“Tender is the Night” by F Scott Fitzgerald


“Tender is the Night” by F Scott Fitzgerald

Is this the greatest of Fitzgerald’s novels?

‘Fitzgerald said “There’s my new novel. I’ve written four hundred thousand words and thrown away three-fourths of it. Now I only have fifteen thousand left to write—” He stood there with a glass in his hand, then suddenly burst out, “It’s good, good, good. When it’s published people will say that it’s good, good, good.”

‘Tender was published in the spring of 1934 and people said nothing of the sort. It dealt with fashionable life in the 1920s at a time when most readers wanted to forget that they had ever been concerned with frivolities; the new fashion was for novels about destitution and revolt. The book had some friendly and even admiring notices, but most reviewers implied that it belonged to the bad old days before the crash; they dismissed it as having a “clever and brilliant surface” without being “wise and mature”. Nor was it a popular success as compared with Fitzgerald’s first three novels, which had been easier to write; in the first season it sold twelve thousand copies, or less than one-fourth as much as This Side of Paradise. In the following seasons the sale dwindled and stopped.’

Dick Driver is at the heart of the novel:

‘“The novel should do this,” he said in a memorandum to himself that was written at the time: “Show a man who is a natural idealist, a spoiled priest, giving in for various causes to the ideas of the haute bourgeoisie, and in his rise to the top of the social world losing his idealism, his talent and turning to drink and dissipation. Background one in which the leisure class is at their truly most brilliant and glamorous…”

…but the novel was always fraught with problems.

‘It has to be said that Fitzgerald could never have revised Tender into the perfect novel that existed as an ideal in his mind. He had worked too long over it and his plans for it had changed too often, just as the author himself had changed in the years since his first summer on the Riviera. To make it all of a piece he would have had to start over from the beginning and invent a wholly new series of episodes, instead of trying to salvage as much as possible from the earlier versions. No matter how often he threw his material back into the melting pot, some of it would prove refractory to heat and would keep its former shape when poured into the new mould.

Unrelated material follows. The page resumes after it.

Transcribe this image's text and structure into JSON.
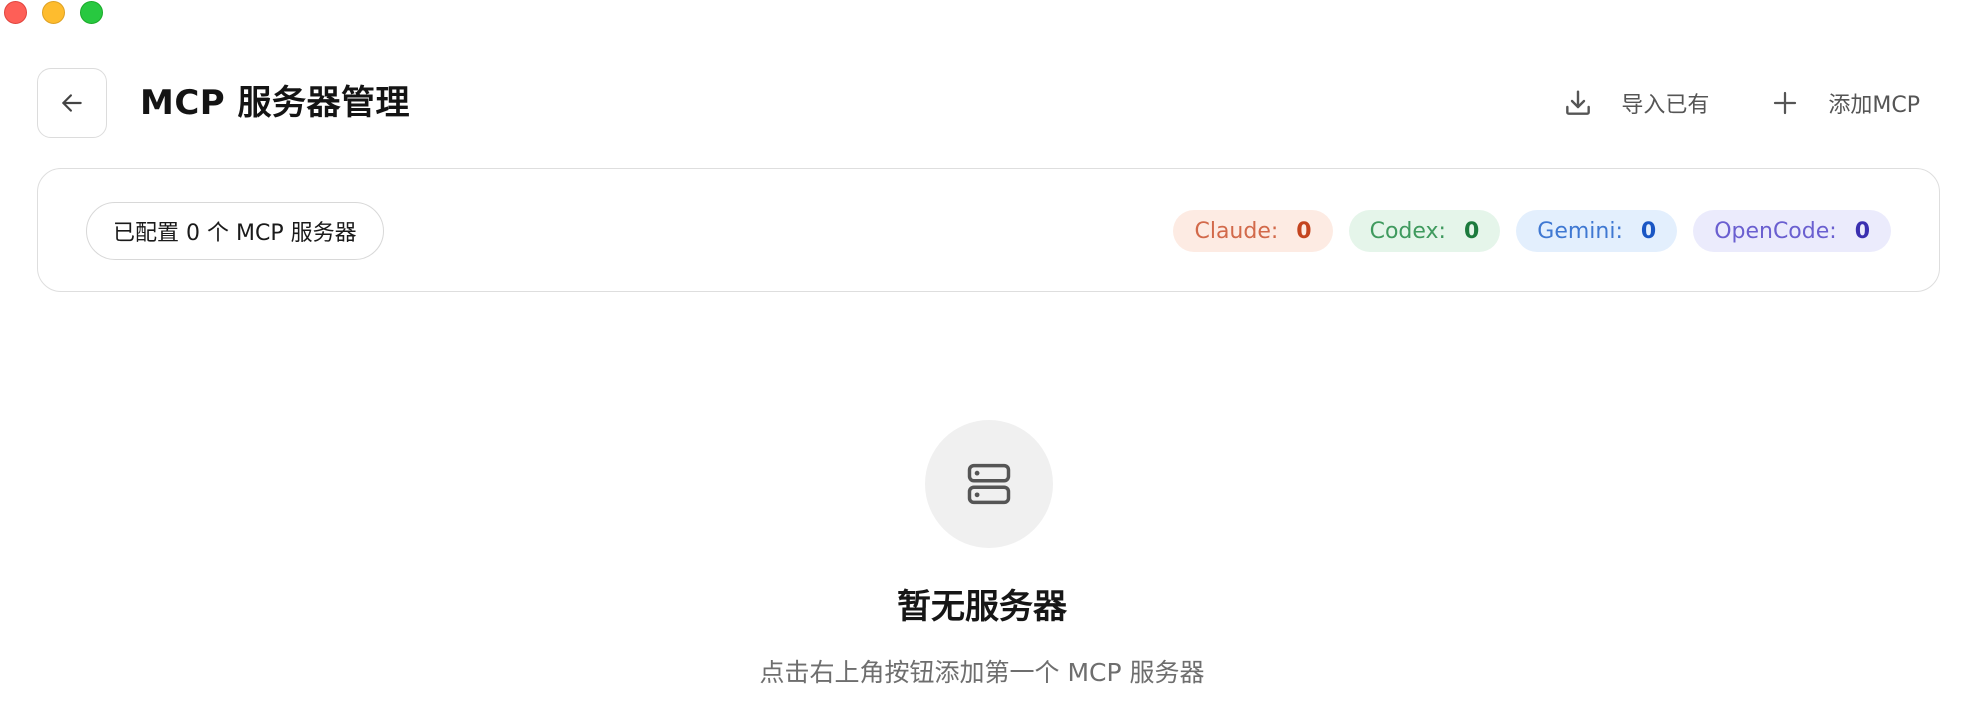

So why is it a great novel?

‘It was not an attempt to analyze social values, show their falseness, tear them down—that is a necessary attempt at all times when values have become perverted, but it requires no special imaginative vitality, and Fitzgerald was doing something more difficult; he was trying to discover and even create values in a society where they had seemed to be lacking.’

The novel’s structure was a problem – it’s complexity lead to a so many major revisions. But the novel does work well in the end:

‘…Fitzgerald was right when he stopped telling the story from Dick’s point of view and allowed us merely to guess at the hero’s thoughts. Dick fades like a friend who is withdrawing into a private world or sinking to another level of society and, in spite of knowing so much about him, we are never quite certain of the reasons for his decline. Perhaps, as Fitzgerald first planned, it was the standards of the leisure class that corrupted him; perhaps it was the strain of curing a psychotic wife, who gains strength as he loses it by a mysterious transfer of vitality; perhaps it was a form of emotional exhaustion, a giving of himself so generously that he went beyond his resources, “like a man overdrawing at his bank,” as Fitzgerald would later say of his own crack-up; or perhaps it was something far back in his childhood that could only be discovered by deep analysis—we can argue about the causes as we can argue about the decline of a once intimate friend, without coming to any fixed conclusion; but the point is that we always believe in Dick and in his progress in a circle from obscurity to obscurity. With our last glimpse of him swaying a little as he stands on a high terrace and makes a papal cross over the beach that he had found and peopled and that has now rejected him, his fate is accomplished and the circle closed.’


Not as straightforward as The Great Gatsby, that’s probably because it is this novel that is Fitzgerald’s attempt to write a truly great novel. Does he succeed? Probably.